Bach Le Clavier bien tempéré, Livres I et II, Sir András Schiff, piano
Cet ensemble monumental de plus de quatre heures et près de cent morceaux est considéré parfois comme l’Ancien Testament de la musique pour piano (les trente-deux sonates de Beethoven étant le Nouveau Testament), selon une expression du pianiste et chef Hans von Bülow, ami et rival sentimental de Wagner. Pour chacun des deux livres, vingt-quatre préludes et vingt-quatre fugues sur des tonalités qui s’enchaînent do majeur, do mineur, do# majeur, …, jusqu’à avoir parcouru toute la gamme chromatique des 24 modes majeurs et mineurs. Le premier livre est achevé en 1722, le second en 1744.
Dans cet ensemble monumental, aucun prélude, aucune fugue ne ressemble à aucun autre : les fugues le plus souvent à trois ou quatre voix déploient un éventail complet des procédés contrapuntiques ; les préludes sont d’une variété mélodique, rythmique ou de construction peut-être encore plus grande. Chacune de ces pièces démontre la maîtrise d’un contrepoint savant qui pourtant ne prend jamais le pas sur l’esthétique, et un sens du développement de l’idée musicale qui ne cède jamais à la répétition et à la facilité.
Malgré l’inventivité de Bach, ses variations de style, d’harmonie, la créativité de ses rythmes et de ses fugues, on imagine bien que pour tenir ces œuvres en public cela demande à l’interprète des qualités hors du commun pour à la fois en maîtriser la technique, mais surtout pour maintenir l’attention des spectateurs.

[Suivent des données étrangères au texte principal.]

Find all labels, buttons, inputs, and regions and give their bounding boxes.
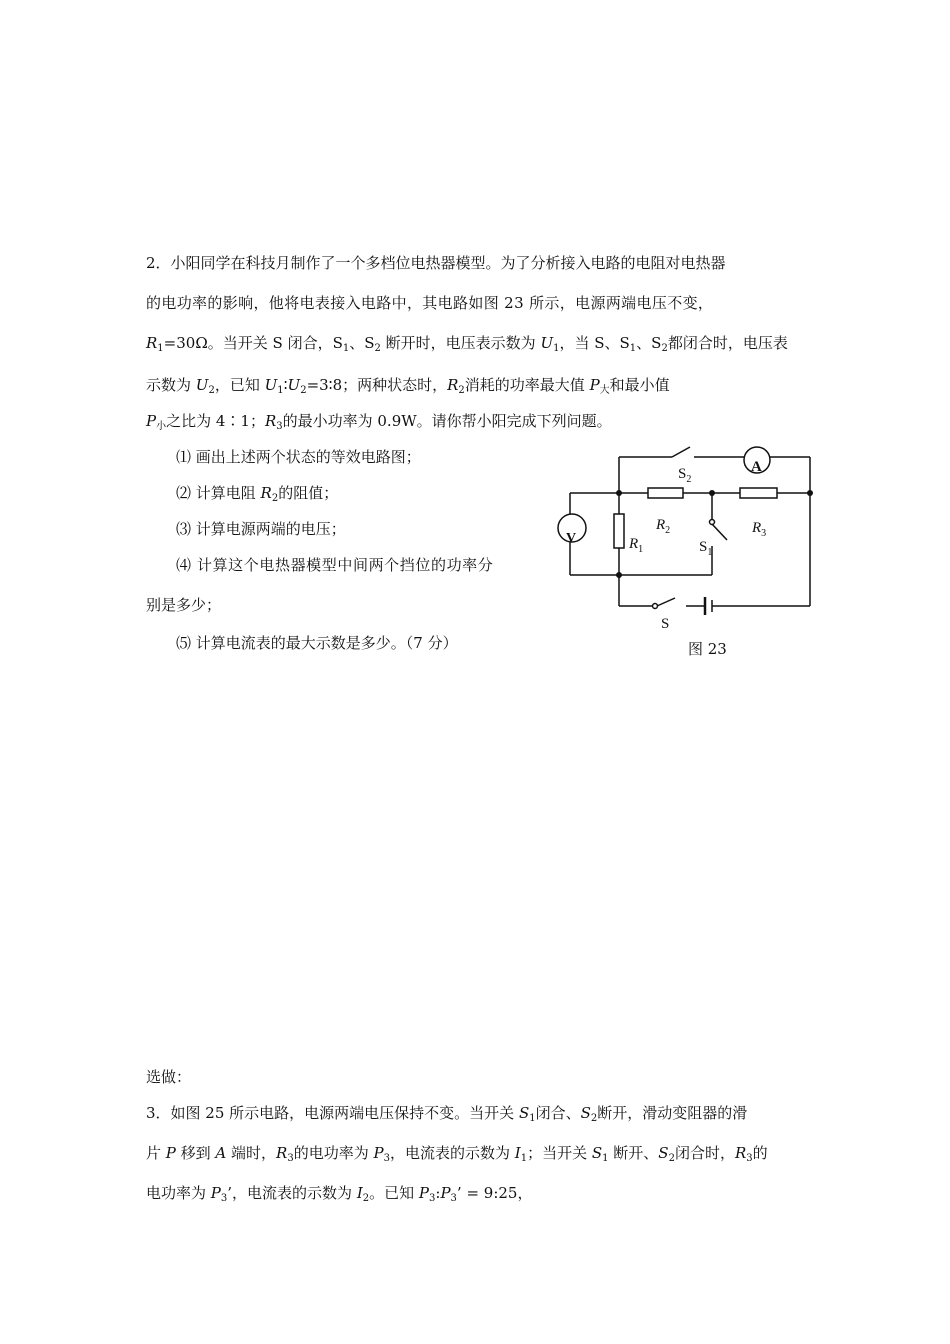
s-switch-blade [657,598,675,606]
label-voltmeter: V [566,531,577,546]
r1-symbol: R [146,334,158,352]
r3-resistor [740,488,777,498]
problem2-line4: 示数为 $U_2$，已知 $U_1∶U_2=3∶8$；两种状态时，$R_2$消耗的功率最大值 $P_大$和最小值 [146,376,670,396]
problem2-line3: $R_1=30\Omega$。当开关 S 闭合，$S_1$、$S_2$ 断开时，电压表示数为 $U_1$，当 S、$S_1$、$S_2$都闭合时，电压表 [146,334,788,354]
label-s1: $S_1$ [699,539,713,558]
problem2-line1: 2．小阳同学在科技月制作了一个多档位电热器模型。为了分析接入电路的电阻对电热器 [146,254,726,272]
s2-switch-blade [672,447,690,457]
r1-resistor [614,514,624,548]
s1-switch-blade [712,524,727,540]
problem2-line2: 的电功率的影响，他将电表接入电路中，其电路如图 23 所示，电源两端电压不变， [146,294,714,312]
label-r1: $R_1$ [629,536,644,555]
r2-resistor [648,488,683,498]
question-3: ⑶ 计算电源两端的电压； [176,520,346,538]
label-r2: $R_2$ [656,517,671,536]
problem2-line5: $P_小$之比为 4∶1；$R_3$的最小功率为 0.9W。请你帮小阳完成下列问题。 [146,412,612,432]
problem3-line2: 片 P 移到 A 端时，$R_3$的电功率为 $P_3$，电流表的示数为 $I_1$；当开关 $S_1$ 断开、$S_2$闭合时，$R_3$的 [146,1144,768,1164]
label-s2: $S_2$ [678,466,692,485]
question-1: ⑴ 画出上述两个状态的等效电路图； [176,448,421,466]
figure-caption: 图 23 [688,640,727,658]
question-4a: ⑷ 计算这个电热器模型中间两个挡位的功率分 [176,556,494,574]
s-contact [653,604,658,609]
problem3-line1: 3．如图 25 所示电路，电源两端电压保持不变。当开关 $S_1$闭合、$S_2$断开，滑动变阻器的滑 [146,1104,748,1124]
circuit-diagram [550,440,830,670]
problem3-line3: 电功率为 $P_3$’，电流表的示数为 $I_2$。已知 $P_3:P_3$’ = 9:25， [146,1184,533,1204]
label-s: S [661,616,670,632]
question-2: ⑵ 计算电阻 $R_2$的阻值； [176,484,339,504]
question-4b: 别是多少； [146,596,222,614]
question-5: ⑸ 计算电流表的最大示数是多少。（7 分） [176,634,458,652]
label-ammeter: A [751,459,762,475]
optional-heading: 选做： [146,1068,192,1086]
label-r3: $R_3$ [752,520,767,539]
s1-contact [710,520,715,525]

C’est ce que réalise le grand pianiste hongrois András Schiff (né en 1953) lors de deux soirées au Proms de Londres qui nous sont restituées sur ces DVD dans des conditions d’image et de son exceptionnelles. Schiff joue et enregistre les grandes œuvres de Bach depuis le début des années 80, mais reconnaissons que son Bach depuis quelques années offre une plénitude, une richesse, une sérénité, une hauteur de vue qui est indispensable pour saisir la force de cette musique.
Enchaînant les morceaux archi-célèbres (premiers préludes et fugues) et d’autres bien moins connus et terriblement exigeants, Schiff réussi l’exploit de passionner l’auditeur deux heure durant, ces soirs-là de 2017 et 2018 au Royal Albert Hall de Londres, comme dans ses tournées les années suivantes, y compris à Paris il y a quelques mois à la Philharmonie et au Théâtre des Champs-Élysées.
Le film de ces concerts nous permet de percevoir le recueillement attentif d’un Royal Albert Hall plein à craquer grâce au jeu clair, vivant, et toujours merveilleusement chantant de Schiff. Il varie les atmosphères entre chaque morceaux, Schiff dit qu’il voit même des couleurs différentes pour chaque pièce. En fait une telle façon de jouer permet de mettre d’accord les partisans d’une interprétation de ces œuvres au piano et les opposants qui considèrent qu’on doit les jouer sur des instruments que Bach a connus.
Considérons que Bach a toujours utilisé les instruments à sa disposition au maximum de leur capacité, et que Bach en présence d’un piano moderne aurait parfaitement adoré, comme nous, ce que Schiff tire de son merveilleux instrument, avec usage modéré et différencié de la pédale. Il est impressionnant de voir comment Schiff joue ces partitions longues et complexes par cœur, il reconnaît lui-même qu’il a la chance d’avoir une bonne mémoire parfaitement adaptée à Bach.
L’Ancien Testament du piano, dans sa version de référence.